Niente garanzie del giusto processo ai professionisti soggetti al giudizio disciplinare dei Consigli territoriali

Redazione 30/05/11

La modifica della Costituzione e l’introduzione del giusto processo, in parallelo con gli interventi delle Corti europee sugli ordinamenti professionali nazionali, hanno sollecitato la giurisprudenza a riflettere in ordine all’attuazione dei precetti di cui all’art. 111 Cost. («il contraddittorio tra le parti, in condizioni di parità, davanti a un giudice terzo e imparziale», nel rispetto della «ragionevole durata» del processo) nell’ambito del procedimento disciplinare attivato dagli Ordini professionali, prendendo in considerazione la struttura stessa del procedimento ed i principi ispiratori della potestà disciplinare.

Riguardo all’applicabilità del principio costituzionale del giusto processo al procedimento disciplinare, sebbene non siano mancate alcune sentenze che hanno affermato il valore generale del principio di imparzialità e terzietà della giurisdizione rispetto a qualunque specie di processo, tuttavia, le Sezioni Unite della Cassazione, sia pure limitatamente alle funzioni esercitate in materia disciplinare dai Consigli locali dell’Ordine degli avvocati, hanno da tempo affermato che il relativo procedimento riveste natura non giurisdizionale, bensì amministrativa. La funzione disciplinare che compete ai Consigli territoriali costituisce, infatti, manifestazione di un potere amministrativo attribuito dalla legge per l’attuazione di un rapporto che si instaura con l’appartenenza all’Ordine, il quale stabilisce comportamenti conformi ai fini che intende perseguire. Pertanto, il richiamo all’art. 111 Cost. non appare pertinente in relazione ai Consigli degli Ordini territoriali quando irrogano una sanzione disciplinare, non essendo questi giudici ma esercitando, piuttosto, un’attività amministrativa.

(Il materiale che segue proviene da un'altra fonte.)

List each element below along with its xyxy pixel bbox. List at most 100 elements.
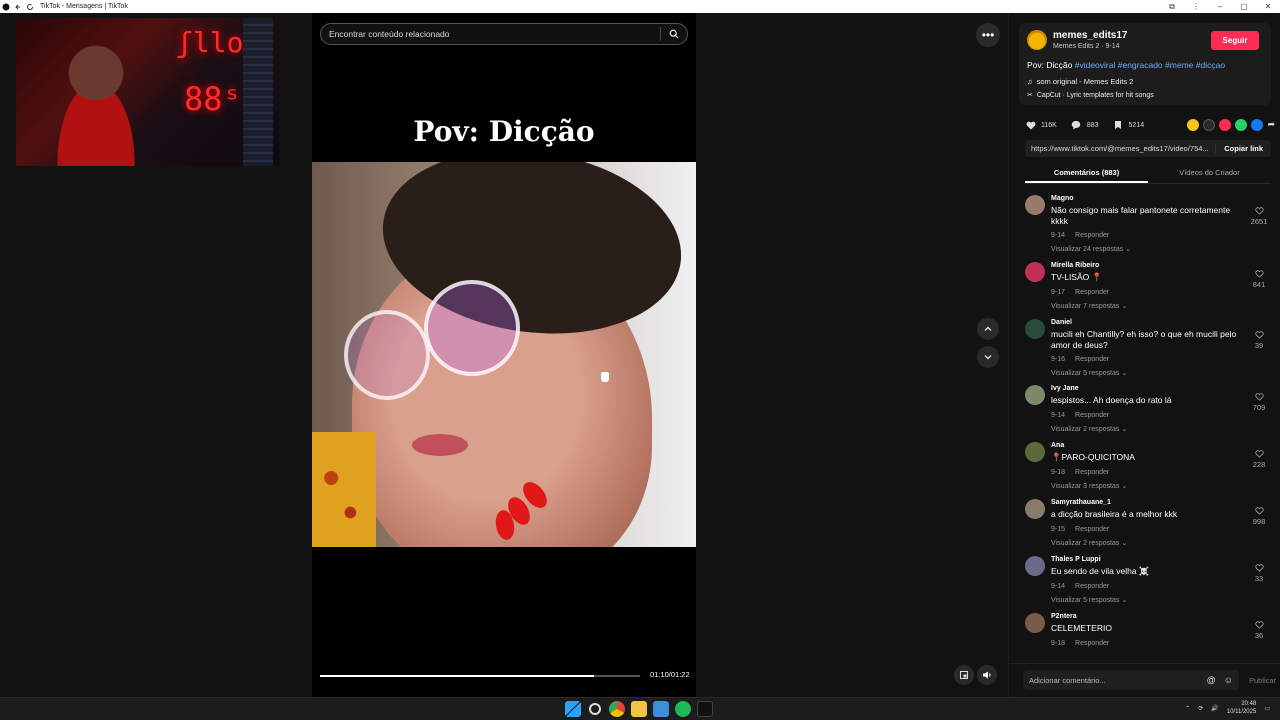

Con la sentenza n. 11608 depositata il 26 maggio 2011, i giudici della Cassazione hanno ribadito le considerazioni sopra esposte, estendendo il principio già affermato con riguardo ai Consigli territoriali degli avvocati anche ai Consigli locali dei geometri e di altri professionisti, quando questi siano sottoposti ad un procedimento disciplinare. Nella prospettiva anzidetta la Corte ha giudicato legittima l’istruttoria che precede il giudizio disciplinare anche in caso di mancata adozione della relativa delibera da parte del Consiglio, così come ha giudicato infondata la doglianza del ricorrente circa la mancata contestazione dei fatti disciplinarmente rilevanti. A tale ultimo proposito, la Corte ribadisce un assunto già condiviso dalle Sezioni Unite in base al quale, in tema di giudizio disciplinare nei confronti di un professionista, «la formale incolpazione non richiede una minuta, completa e particolareggiata esposizione delle modalità dei fatti che integrano l’illecito», né l’indagine volta ad accertare la correlazione tra addebito contestato e decisione disciplinare va condotta alla stregua di un confronto meramente formale, «dovendosi piuttosto dar rilievo all’iter del procedimento e alla possibilità che l’incolpato abbia avuto di avere conoscenza dell’addebito e di discolparsi». In questo senso, anche il riferimento a fatti oggetto di un procedimento penale, come nel caso sottoposto all’esame della Corte, deve considerarsi sufficiente ad integrare una valida contestazione dell’addebito disciplinare, risultando rispettato il diritto di difesa dell’incolpato, il quale è in tale evenienza posto in grado di svolgere in sede disciplinare le più opportune difese, senza rischiare di essere giudicato per fatti diversi da quelli ascrittigli o diversamente qualificabili sotto il profilo della condotta professionale a fini disciplinari.

Essendo la sentenza impugnata perfettamente in linea con gli affermati principi, la Corte, con la pronuncia in oggetto, rigettato il ricorso proposto e confermato la sanzione irrogata dal Consiglio territoriale dei geometri e confermata dal Consiglio Nazionale.